Chromatographic system
(See Chromatography 〈621〉, System Suitability.)
Mode: LC
Detector: UV 335 nm
Column: 6.2-mm × 8-cm; packing L3
Column temperature: 40°
Flow rate: 4 mL/min
Injection volume: 50 µL
System suitability
Sample: Standard solution
Suitability requirements
Relative standard deviation: NMT 3.0%
Analysis
Samples: Standard solution and Sample solution
Calculate the percentage of the labeled amount of vitamin A, as retinol (C20H30O), in the portion of sample taken:
Result = (rT1/rT2) × (CS/CU) × 100
rT1 = sum of peak responses of all-trans retinyl ester and 13-cis-retinyl ester peaks from the Sample solution
rT2 = sum of peak responses of all-trans retinyl ester and 13-cis-retinyl ester peaks from the Standard solution
CS = concentration of retinol (C20H30O) in the Standard solution (µg/mL)

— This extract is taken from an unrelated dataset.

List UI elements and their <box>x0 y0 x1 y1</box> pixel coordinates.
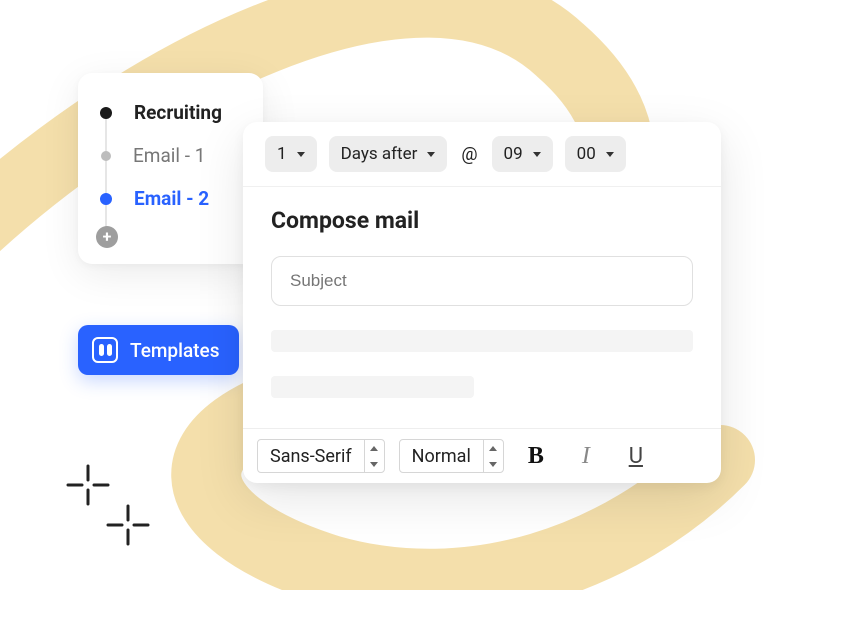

CU = nominal concentration of vitamin A, as retinol (C20H30O), in the Sample solution (µg/mL)
1.6 PROCEDURE 4
This procedure involves a liquid–liquid extraction of vitamin A from the sample with hexane, followed by the evaporation of hexane and reconstitution of the residue in tetrahydrofuran and acetonitrile mixture (1:1). It can be used for the determination of vitamin A in Oil- and Water-Soluble Vitamins Oral Solution and Oil- and Water-Soluble Vitamins with Minerals Oral Solution.

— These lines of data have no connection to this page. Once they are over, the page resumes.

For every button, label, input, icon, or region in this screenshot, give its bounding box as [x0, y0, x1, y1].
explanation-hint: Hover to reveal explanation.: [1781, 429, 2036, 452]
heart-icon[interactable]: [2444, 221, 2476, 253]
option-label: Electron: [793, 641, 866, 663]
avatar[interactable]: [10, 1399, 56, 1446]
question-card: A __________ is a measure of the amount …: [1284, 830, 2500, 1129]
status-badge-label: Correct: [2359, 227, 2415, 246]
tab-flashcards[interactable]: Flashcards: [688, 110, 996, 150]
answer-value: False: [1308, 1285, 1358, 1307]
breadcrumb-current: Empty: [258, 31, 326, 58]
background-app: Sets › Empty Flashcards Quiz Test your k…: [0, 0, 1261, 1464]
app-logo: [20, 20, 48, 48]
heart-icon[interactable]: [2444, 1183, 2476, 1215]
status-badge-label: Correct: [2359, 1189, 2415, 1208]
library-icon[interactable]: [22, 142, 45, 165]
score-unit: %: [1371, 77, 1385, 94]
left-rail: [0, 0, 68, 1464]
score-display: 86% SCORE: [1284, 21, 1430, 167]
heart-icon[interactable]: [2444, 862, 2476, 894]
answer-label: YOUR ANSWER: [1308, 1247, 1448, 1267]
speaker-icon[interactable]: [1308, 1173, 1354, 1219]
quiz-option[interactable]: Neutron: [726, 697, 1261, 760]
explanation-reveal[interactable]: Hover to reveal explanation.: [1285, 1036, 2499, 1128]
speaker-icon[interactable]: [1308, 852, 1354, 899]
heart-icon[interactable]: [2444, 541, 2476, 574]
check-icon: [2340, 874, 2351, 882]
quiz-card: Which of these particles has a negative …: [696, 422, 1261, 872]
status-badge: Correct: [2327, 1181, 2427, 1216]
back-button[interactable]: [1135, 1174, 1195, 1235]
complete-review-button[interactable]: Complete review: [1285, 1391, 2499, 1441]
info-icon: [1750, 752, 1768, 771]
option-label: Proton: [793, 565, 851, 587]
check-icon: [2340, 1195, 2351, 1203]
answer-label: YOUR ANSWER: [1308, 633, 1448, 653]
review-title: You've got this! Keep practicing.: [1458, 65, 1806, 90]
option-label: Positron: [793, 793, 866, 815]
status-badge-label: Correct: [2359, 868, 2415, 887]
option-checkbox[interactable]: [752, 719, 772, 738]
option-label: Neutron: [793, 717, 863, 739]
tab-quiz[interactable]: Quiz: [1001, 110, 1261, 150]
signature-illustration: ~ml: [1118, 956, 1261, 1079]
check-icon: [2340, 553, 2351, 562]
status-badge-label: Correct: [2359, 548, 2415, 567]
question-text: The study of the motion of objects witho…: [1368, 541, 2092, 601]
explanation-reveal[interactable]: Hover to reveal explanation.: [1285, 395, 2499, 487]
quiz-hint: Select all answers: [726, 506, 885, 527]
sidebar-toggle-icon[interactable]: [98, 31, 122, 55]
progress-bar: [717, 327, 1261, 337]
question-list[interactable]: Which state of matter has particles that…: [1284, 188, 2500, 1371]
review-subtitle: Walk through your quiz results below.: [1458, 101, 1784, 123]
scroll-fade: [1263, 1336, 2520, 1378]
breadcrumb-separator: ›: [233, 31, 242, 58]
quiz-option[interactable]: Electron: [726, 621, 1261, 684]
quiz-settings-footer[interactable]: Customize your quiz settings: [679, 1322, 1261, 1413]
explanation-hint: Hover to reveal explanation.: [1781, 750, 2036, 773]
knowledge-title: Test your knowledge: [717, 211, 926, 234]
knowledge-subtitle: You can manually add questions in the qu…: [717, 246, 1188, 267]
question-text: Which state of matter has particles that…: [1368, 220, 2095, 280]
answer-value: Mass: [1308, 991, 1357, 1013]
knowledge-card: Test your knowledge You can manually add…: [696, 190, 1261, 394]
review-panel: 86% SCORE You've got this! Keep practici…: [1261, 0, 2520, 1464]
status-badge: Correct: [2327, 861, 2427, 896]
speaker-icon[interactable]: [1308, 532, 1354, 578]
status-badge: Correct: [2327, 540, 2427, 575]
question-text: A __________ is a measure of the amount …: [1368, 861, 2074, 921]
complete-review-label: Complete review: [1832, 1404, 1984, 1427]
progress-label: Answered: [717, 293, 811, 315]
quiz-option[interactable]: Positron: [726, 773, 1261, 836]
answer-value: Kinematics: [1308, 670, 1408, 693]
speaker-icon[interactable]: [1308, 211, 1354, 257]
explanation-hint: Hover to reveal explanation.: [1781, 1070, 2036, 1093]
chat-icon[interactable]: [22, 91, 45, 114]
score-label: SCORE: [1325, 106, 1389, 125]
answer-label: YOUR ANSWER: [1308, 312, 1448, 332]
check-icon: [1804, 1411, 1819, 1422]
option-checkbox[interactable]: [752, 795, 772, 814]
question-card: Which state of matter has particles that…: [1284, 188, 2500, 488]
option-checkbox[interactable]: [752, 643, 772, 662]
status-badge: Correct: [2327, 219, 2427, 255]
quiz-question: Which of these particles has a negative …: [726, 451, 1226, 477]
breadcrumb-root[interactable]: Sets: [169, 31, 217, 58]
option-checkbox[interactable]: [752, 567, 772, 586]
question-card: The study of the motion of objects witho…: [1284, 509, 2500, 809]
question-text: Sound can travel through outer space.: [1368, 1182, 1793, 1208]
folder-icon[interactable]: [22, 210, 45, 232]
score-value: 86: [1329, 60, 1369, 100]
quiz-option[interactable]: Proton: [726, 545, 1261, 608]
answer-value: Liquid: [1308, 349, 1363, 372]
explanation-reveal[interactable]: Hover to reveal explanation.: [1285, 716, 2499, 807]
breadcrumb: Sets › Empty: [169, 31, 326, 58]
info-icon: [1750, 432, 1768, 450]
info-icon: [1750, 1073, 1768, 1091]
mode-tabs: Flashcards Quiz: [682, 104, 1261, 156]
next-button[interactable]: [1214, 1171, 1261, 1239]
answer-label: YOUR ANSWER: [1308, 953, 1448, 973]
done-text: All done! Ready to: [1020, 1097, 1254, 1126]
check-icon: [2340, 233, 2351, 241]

Unless specified in the individual monographs, the Standard solution, Sample solution, and Diluent are prepared as follows.
Mobile phase: Methanol, acetonitrile, and n-hexane (46.5:46.5:7.0) Diluent: Tetrahydrofuran and acetonitrile (1:1)
Standard solution: 0.33 mg/mL of retinol1,2 (C20H30O) from USP Retinyl Acetate RS or USP Retinyl Palmitate RS in Diluent
Sample solution for liquid dosage forms: Transfer an accurately measured volume of Oral Solution, equivalent to 3.3 mg of retinol, to a 500-mL separatory funnel containing 10 mL of water and 20 mL of dehydrated alcohol. Add 150 mL of solvent hexane, insert the stopper, and shake for 1 min. Add another 150 mL of solvent hexane, insert the stopper, shake, and allow the layers to separate. Discard the aqueous layer, and filter the solvent hexane extract through anhydrous sodium sulfate into a 500-mL, round-bottom flask. Evaporate the solution to dryness with the aid of a rotary evaporator over a water bath maintained at about 65°. Immediately add 10.0 mL of Diluent, swirl to dissolve the residue, and filter.
Chromatographic system
(See Chromatography 〈621〉, System Suitability.)
Mode: LC
Detector: UV 265 nm
Column: 4.6-mm × 50-cm (prepared from two concatenated 4.6-mm × 25-cm columns); packing L1
Column temperature: 40°
Flow rate: 1.5 mL/min
Injection volume: 20 µL
System suitability
Sample: Standard solution
Suitability requirements
Relative standard deviation: NMT 5.0%
Analysis
Samples: Standard solution and Sample solution
Calculate the percentage of the labeled amount of vitamin A, as retinol (C20H30O), in the portion of sample taken:
Result = (rU/rS) × (CS/CU) × 100
rU = peak response of all-trans retinyl ester from the Sample solution
rS = peak response of all-trans retinyl ester from the Standard solution
CS = concentration of retinol (C20H30O) in the Standard solution (µg/mL)
CU = nominal concentration of vitamin A, as retinol (C20H30O), in the Sample solution (µg/mL)
2 ADDITIONAL REQUIREMENTS
USP REFERENCE STANDARDS 〈11〉
USP Retinyl Acetate RS USP Retinyl Palmitate RS
1 Use the value of 0.872 to convert retinyl acetate to its retinol equivalent.
2 Use the value of 0.546 to convert retinyl palmitate to its retinol equivalent.